A Metropolitan Police spokesman said on Wednesday: “This is a slow and painstaking process involving forensic examination, photographing the scene and recovering exhibits in meticulous detail in order to preserve the evidence. Officers anticipate this process to take approximately two days.

“At this stage it is believed that approximately 60-70 safety deposit boxes were opened during the burglary.”

Read more: Hatton Garden heist - seventy boxes opened in jewel raid

While Former Flying Squad chief Roy Ramm told BBC Radio 4’s Today programme that he “would not be surprised” if £200m worth of precious gems, jewels and cash had been taken, although he said the figure would probably never be declared in full.

There’s sort of an old-fashioned audacity about it. Roy Ramm

He said: “There’s sort of an old-fashioned audacity about it and I think you have to look back to 1971 when Lloyds Bank Baker Street was attacked in this way, and back then the value in today’s money would be around £36m (total haul) and they used thermal lances and explosives to gain entry.

“The amount of goods and money taken is never fully revealed … there’s a good chance that not everybody would fully declare.

“I would not be surprised given where this is in Hatton Gardens if £200m is around about the amount stolen”.

Who is affected?

Diamond jewellery expert Lewis Malka, who works on Hatton Garden, said that most of the people who have safety deposits there are in the trade.

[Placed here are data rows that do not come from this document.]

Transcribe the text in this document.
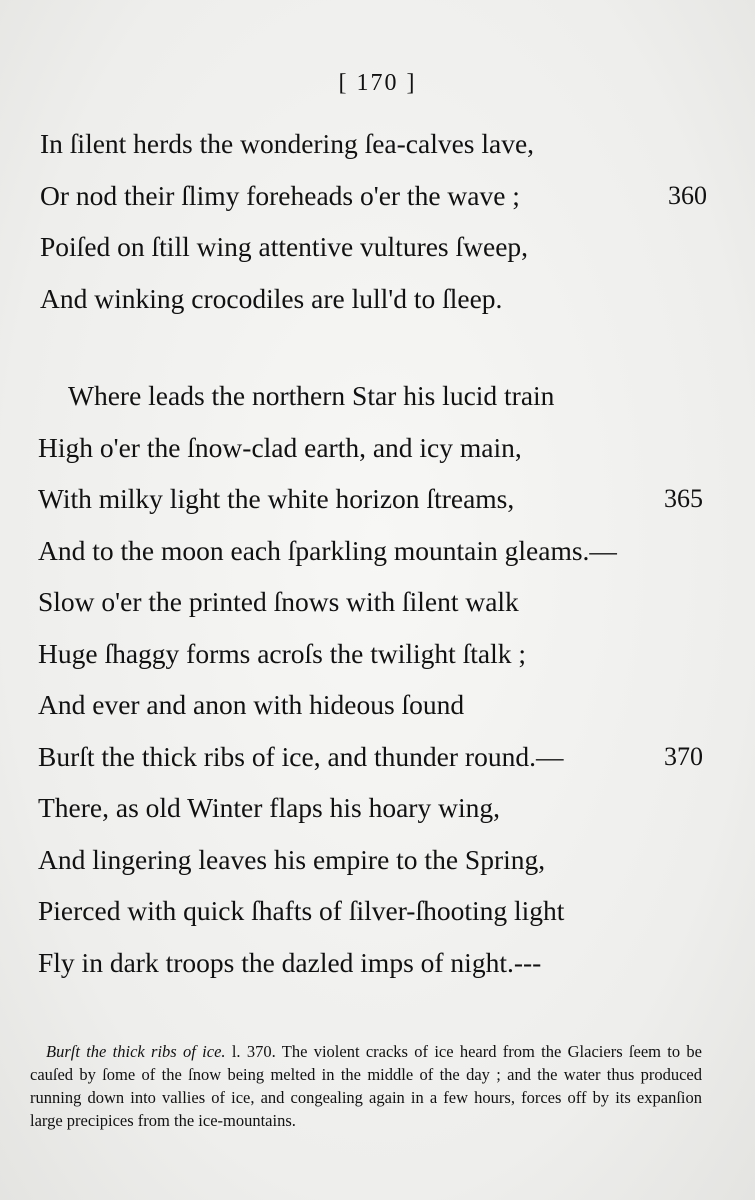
[ 170 ]
In ſilent herds the wondering ſea-calves lave,
Or nod their ſlimy foreheads o'er the wave ;	360
Poiſed on ſtill wing attentive vultures ſweep,
And winking crocodiles are lull'd to ſleep.
Where leads the northern Star his lucid train
High o'er the ſnow-clad earth, and icy main,
With milky light the white horizon ſtreams,	365
And to the moon each ſparkling mountain gleams.—
Slow o'er the printed ſnows with ſilent walk
Huge ſhaggy forms acroſs the twilight ſtalk ;
And ever and anon with hideous ſound
Burſt the thick ribs of ice, and thunder round.—	370
There, as old Winter flaps his hoary wing,
And lingering leaves his empire to the Spring,
Pierced with quick ſhafts of ſilver-ſhooting light
Fly in dark troops the dazled imps of night.---
Burſt the thick ribs of ice. l. 370. The violent cracks of ice heard from the Glaciers ſeem to be cauſed by ſome of the ſnow being melted in the middle of the day ; and the water thus produced running down into vallies of ice, and congealing again in a few hours, forces off by its expanſion large precipices from the ice-mountains.
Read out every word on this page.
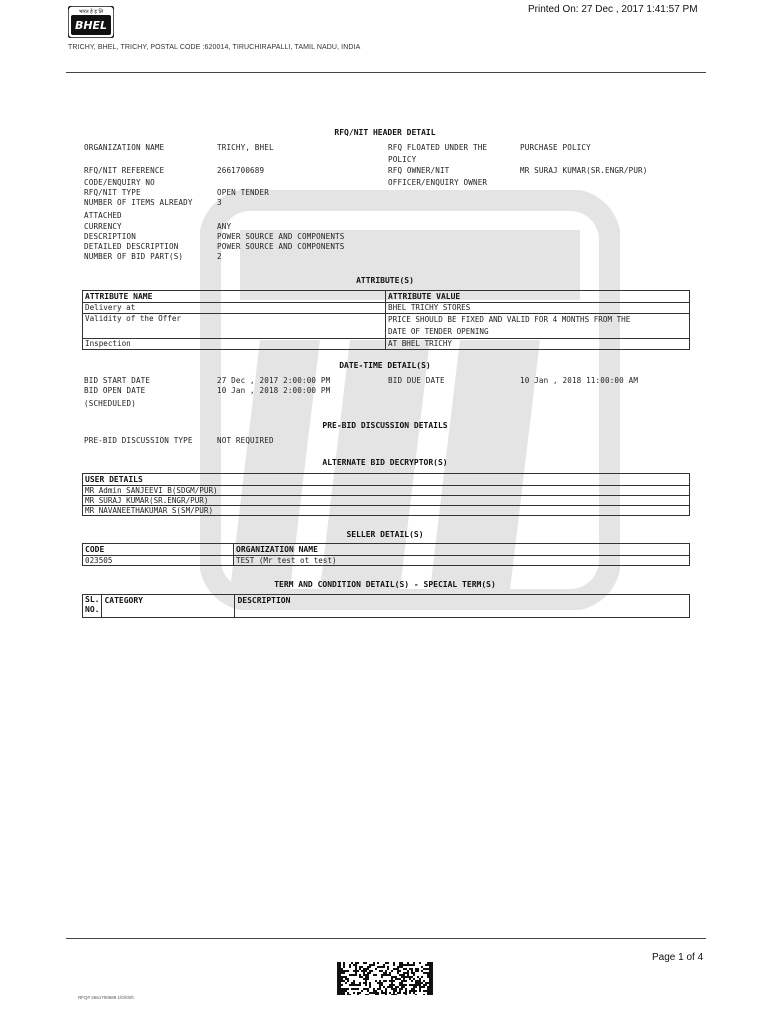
भारत हे इ लि
BHEL
Printed On: 27 Dec , 2017 1:41:57 PM
TRICHY, BHEL, TRICHY, POSTAL CODE :620014, TIRUCHIRAPALLI, TAMIL NADU, INDIA
RFQ/NIT HEADER DETAIL
ORGANIZATION NAME	TRICHY, BHEL	RFQ FLOATED UNDER THE	PURCHASE POLICY
POLICY
RFQ/NIT REFERENCE	2661700689	RFQ OWNER/NIT	MR SURAJ KUMAR(SR.ENGR/PUR)
CODE/ENQUIRY NO	OFFICER/ENQUIRY OWNER
RFQ/NIT TYPE	OPEN TENDER
NUMBER OF ITEMS ALREADY	3
ATTACHED
CURRENCY	ANY
DESCRIPTION	POWER SOURCE AND COMPONENTS
DETAILED DESCRIPTION	POWER SOURCE AND COMPONENTS
NUMBER OF BID PART(S)	2
ATTRIBUTE(S)
ATTRIBUTE NAME	ATTRIBUTE VALUE
Delivery at	BHEL TRICHY STORES
Validity of the Offer	PRICE SHOULD BE FIXED AND VALID FOR 4 MONTHS FROM THE
DATE OF TENDER OPENING
Inspection	AT BHEL TRICHY
DATE-TIME DETAIL(S)
BID START DATE	27 Dec , 2017 2:00:00 PM	BID DUE DATE	10 Jan , 2018 11:00:00 AM
BID OPEN DATE	10 Jan , 2018 2:00:00 PM
(SCHEDULED)
PRE-BID DISCUSSION DETAILS
PRE-BID DISCUSSION TYPE	NOT REQUIRED
ALTERNATE BID DECRYPTOR(S)
USER DETAILS
MR Admin SANJEEVI B(SDGM/PUR)
MR SURAJ KUMAR(SR.ENGR/PUR)
MR NAVANEETHAKUMAR S(SM/PUR)
SELLER DETAIL(S)
CODE	ORGANIZATION NAME
023505	TEST (Mr test ot test)
TERM AND CONDITION DETAIL(S) - SPECIAL TERM(S)
SL.
NO.	CATEGORY	DESCRIPTION
Page 1 of 4
RFQ# 2661700689 1\0\\0\0\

He added: “I know for a fact that some of my work colleagues have got boxes down there and we are talking about hundreds and hundreds of thousands of pounds in goods.”

Mr Malka said the boxes were used to store both jewellery and loose diamonds in packets. “The police aren’t allowing anyone in yet, so no one is too sure whose box has or hasn’t been touched,” he said. “With the robbers having probably four days over the Easter weekend, there’s a good chance that they went through everything.”